Related Work & Insights¶
- PARROT / JOENA: Two representative OT-based network alignment methods; this work serves as an active learning layer directly integrated on top of them.
- GOT: A cross-domain alignment framework based on Wasserstein and Gromov-Wasserstein distances, upon which this work validates cross-domain active alignment.
- Adjoint State Method: An efficient differentiation technique originating from PDE-constrained optimization and Neural ODEs, applied here for the first time to gradient propagation in OT alignment.
- This research provides direct inspiration for researchers handling sparse annotation alignment problems: rather than random labeling, gradients should guide the selection of the most valuable objects to annotate.
Rating¶
- Novelty: ⭐⭐⭐⭐ — First to formalize the OT active alignment problem and provide a principled solution.

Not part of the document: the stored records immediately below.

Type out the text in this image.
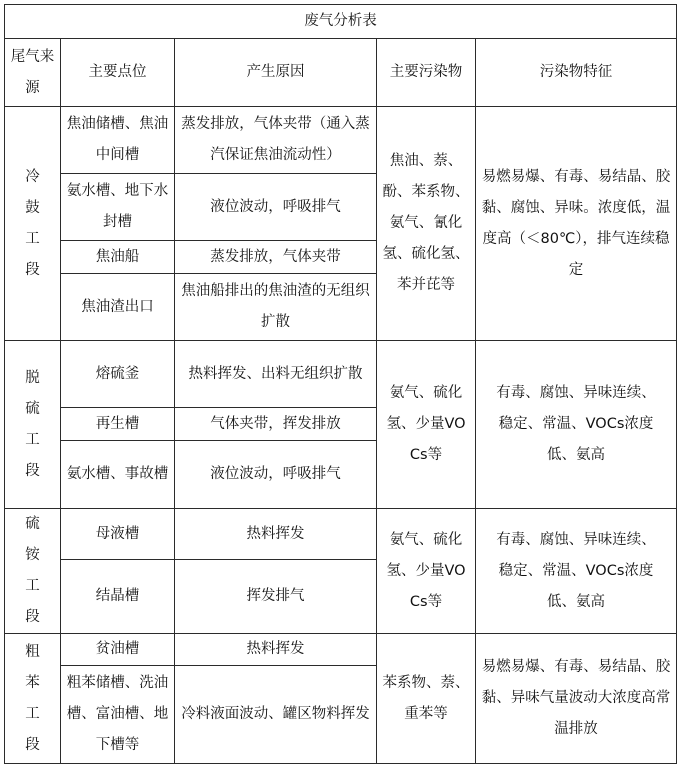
废气分析表				
尾气来源	主要点位	产生原因	主要污染物	污染物特征
冷鼓工段	焦油储槽、焦油中间槽	蒸发排放，气体夹带（通入蒸汽保证焦油流动性）	焦油、萘、酚、苯系物、氨气、氰化氢、硫化氢、苯并芘等	易燃易爆、有毒、易结晶、胶黏、腐蚀、异味。浓度低，温度高（＜80℃），排气连续稳定
	氨水槽、地下水封槽	液位波动，呼吸排气		
	焦油船	蒸发排放，气体夹带		
	焦油渣出口	焦油船排出的焦油渣的无组织扩散		
脱硫工段	熔硫釜	热料挥发、出料无组织扩散	氨气、硫化氢、少量VOCs等	有毒、腐蚀、异味连续、稳定、常温、VOCs浓度低、氨高
	再生槽	气体夹带，挥发排放		
	氨水槽、事故槽	液位波动，呼吸排气		
硫铵工段	母液槽	热料挥发	氨气、硫化氢、少量VOCs等	有毒、腐蚀、异味连续、稳定、常温、VOCs浓度低、氨高
	结晶槽	挥发排气		
粗苯工段	贫油槽	热料挥发	苯系物、萘、重苯等	易燃易爆、有毒、易结晶、胶黏、异味气量波动大浓度高常温排放
	粗苯储槽、洗油槽、富油槽、地下槽等	冷料液面波动、罐区物料挥发		
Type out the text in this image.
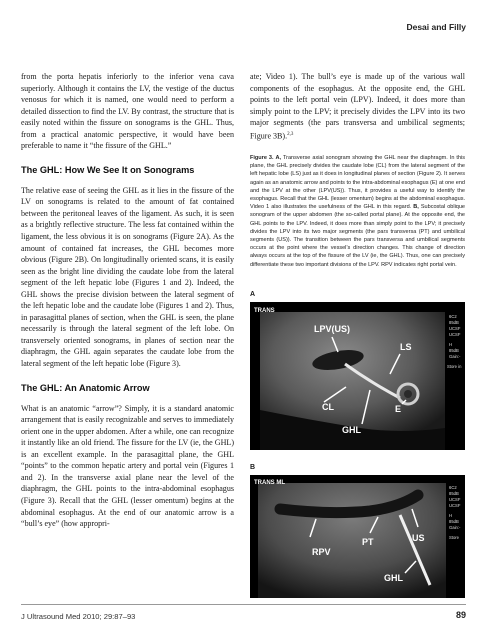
Desai and Filly

from the porta hepatis inferiorly to the inferior vena cava superiorly. Although it contains the LV, the vestige of the ductus venosus for which it is named, one would need to perform a detailed dissection to find the LV. By contrast, the structure that is easily noted within the fissure on sonograms is the GHL. Thus, from a practical anatomic perspective, it would have been preferable to name it “the fissure of the GHL.”

The GHL: How We See It on Sonograms

The relative ease of seeing the GHL as it lies in the fissure of the LV on sonograms is related to the amount of fat contained between the peritoneal leaves of the ligament. As such, it is seen as a brightly reflective structure. The less fat contained within the ligament, the less obvious it is on sonograms (Figure 2A). As the amount of contained fat increases, the GHL becomes more obvious (Figure 2B). On longitudinally oriented scans, it is easily seen as the bright line dividing the caudate lobe from the lateral segment of the left hepatic lobe (Figures 1 and 2). Indeed, the GHL shows the precise division between the lateral segment of the left hepatic lobe and the caudate lobe (Figures 1 and 2). Thus, in parasagittal planes of section, when the GHL is seen, the plane necessarily is through the lateral segment of the left lobe. On transversely oriented sonograms, in planes of section near the diaphragm, the GHL again separates the caudate lobe from the lateral segment of the left hepatic lobe (Figure 3).

The GHL: An Anatomic Arrow

What is an anatomic “arrow”? Simply, it is a standard anatomic arrangement that is easily recognizable and serves to immediately orient one in the upper abdomen. After a while, one can recognize it instantly like an old friend. The fissure for the LV (ie, the GHL) is an excellent example. In the parasagittal plane, the GHL “points” to the common hepatic artery and portal vein (Figures 1 and 2). In the transverse axial plane near the level of the diaphragm, the GHL points to the intra-abdominal esophagus (Figure 3). Recall that the GHL (lesser omentum) begins at the abdominal esophagus. At the end of our anatomic arrow is a “bull’s eye” (how appropri-

ate; Video 1). The bull’s eye is made up of the various wall components of the esophagus. At the opposite end, the GHL points to the left portal vein (LPV). Indeed, it does more than simply point to the LPV; it precisely divides the LPV into its two major segments (the pars transversa and umbilical segments; Figure 3B).$^{2,3}$

Figure 3. A, Transverse axial sonogram showing the GHL near the diaphragm. In this plane, the GHL precisely divides the caudate lobe (CL) from the lateral segment of the left hepatic lobe (LS) just as it does in longitudinal planes of section (Figure 2). It serves again as an anatomic arrow and points to the intra-abdominal esophagus (E) at one end and the LPV at the other (LPV(US)). Thus, it provides a useful way to identify the esophagus. Recall that the GHL (lesser omentum) begins at the abdominal esophagus. Video 1 also illustrates the usefulness of the GHL in this regard. B, Subcostal oblique sonogram of the upper abdomen (the so-called portal plane). At the opposite end, the GHL points to the LPV. Indeed, it does more than simply point to the LPV; it precisely divides the LPV into its two major segments (the pars transversa (PT) and umbilical segments (US)). The transition between the pars transversa and umbilical segments occurs at the point where the vessel’s direction changes. This change of direction always occurs at the top of the fissure of the LV (ie, the GHL). Thus, one can precisely differentiate these two important divisions of the LPV. RPV indicates right portal vein.

A
TRANS
LPV(US)
LS
E
CL
GHL
6C2
85dB
UCSF
UCSF
H
85dB
Gain:-
Store in
B
TRANS ML
RPV
PT	US
GHL
6C2
85dB
UCSF
UCSF
H
85dB
Gain:-
Store
J Ultrasound Med 2010; 29:87–93	89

- Experimental Thoroughness: ⭐⭐⭐⭐⭐ — 8 datasets × 4 OT methods × 9 baselines, covering three major tasks.
- Writing Quality: ⭐⭐⭐⭐ — Clear theoretical derivation, unified notation, and complete paper structure.
- Value: ⭐⭐⭐⭐ — A general framework that can be directly applied to various OT alignment scenarios.